Köln – Frau Walsken, nach zwölf Jahren als Regierungspräsidentin in Köln ist am kommenden Mittwoch Schluss. In Ihre Amtszeit fallen die Flüchtlingskrise 2015, Corona, die Hochwasser-Katastrophe und zuletzt die Folgen des Ukraine-Kriegs. Lauter Krisen. Sie wirken irgendwie erleichtert. Gisela Walsken: Sagen wir so. Ich bin jetzt nicht mehr traurig. Die Nachricht kam ohne Vorwarnung, weil Herr Kutschaty als SPD-Fraktionschef im Landtag nicht einbezogen war. Erleichtert nicht. Es gibt viele Sachen, bei denen ich hoffe, dass mein Nachfolger sie weiterführt.

Mussten Sie nach der Pleite der SPD bei der Landtagswahl nicht damit rechnen?

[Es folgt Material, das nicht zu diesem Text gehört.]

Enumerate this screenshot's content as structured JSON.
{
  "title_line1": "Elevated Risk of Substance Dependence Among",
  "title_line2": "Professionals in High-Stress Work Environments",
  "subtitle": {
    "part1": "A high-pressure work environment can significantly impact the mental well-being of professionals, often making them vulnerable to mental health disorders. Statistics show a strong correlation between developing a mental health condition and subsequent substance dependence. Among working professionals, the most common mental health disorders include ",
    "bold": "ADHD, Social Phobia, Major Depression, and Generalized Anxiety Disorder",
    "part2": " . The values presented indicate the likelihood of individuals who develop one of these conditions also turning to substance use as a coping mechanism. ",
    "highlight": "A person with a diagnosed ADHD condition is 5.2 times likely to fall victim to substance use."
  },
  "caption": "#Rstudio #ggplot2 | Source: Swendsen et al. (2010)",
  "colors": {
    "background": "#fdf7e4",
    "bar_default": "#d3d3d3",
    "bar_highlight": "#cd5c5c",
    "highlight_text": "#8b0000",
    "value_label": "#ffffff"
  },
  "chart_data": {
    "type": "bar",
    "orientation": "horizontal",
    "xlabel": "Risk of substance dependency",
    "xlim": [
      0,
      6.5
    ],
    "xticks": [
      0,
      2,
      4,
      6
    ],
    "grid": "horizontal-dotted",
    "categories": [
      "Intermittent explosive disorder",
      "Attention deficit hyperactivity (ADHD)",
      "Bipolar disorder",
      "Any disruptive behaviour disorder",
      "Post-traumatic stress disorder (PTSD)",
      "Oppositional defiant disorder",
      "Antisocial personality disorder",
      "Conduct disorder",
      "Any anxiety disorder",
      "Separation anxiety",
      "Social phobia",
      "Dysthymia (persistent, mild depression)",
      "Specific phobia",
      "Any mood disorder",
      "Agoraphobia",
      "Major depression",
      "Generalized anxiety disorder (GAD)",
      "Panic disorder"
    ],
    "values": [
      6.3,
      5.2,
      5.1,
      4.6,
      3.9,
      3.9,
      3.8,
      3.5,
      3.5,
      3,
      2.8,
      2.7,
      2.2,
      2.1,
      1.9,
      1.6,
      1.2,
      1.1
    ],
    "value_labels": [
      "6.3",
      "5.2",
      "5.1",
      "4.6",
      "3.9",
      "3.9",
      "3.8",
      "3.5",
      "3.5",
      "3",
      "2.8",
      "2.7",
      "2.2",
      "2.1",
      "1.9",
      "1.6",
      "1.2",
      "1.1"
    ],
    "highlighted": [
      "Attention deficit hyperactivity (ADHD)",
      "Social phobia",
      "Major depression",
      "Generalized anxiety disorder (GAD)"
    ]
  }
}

Dass die Landesregierung für die SPD einen eigenen Kandidaten aussucht, damit habe ich nicht gerechnet. Normalerweise geschieht das im Dialog mit dem Fraktionschef. Thomas Kutschaty hatte der neuen Landesregierung gesagt, dass die SPD mit mir in Köln gern weitermachen würde. Alle Regierungspräsidenten wurden ausgetauscht. Das gab es vorher so noch nicht. Ich hätte es mir anders gewünscht, aber es ist jetzt nicht lebensbedrohlich.

Alles zum Thema Herbert Reul

Ist das Politgeschäft damit für Sie erledigt?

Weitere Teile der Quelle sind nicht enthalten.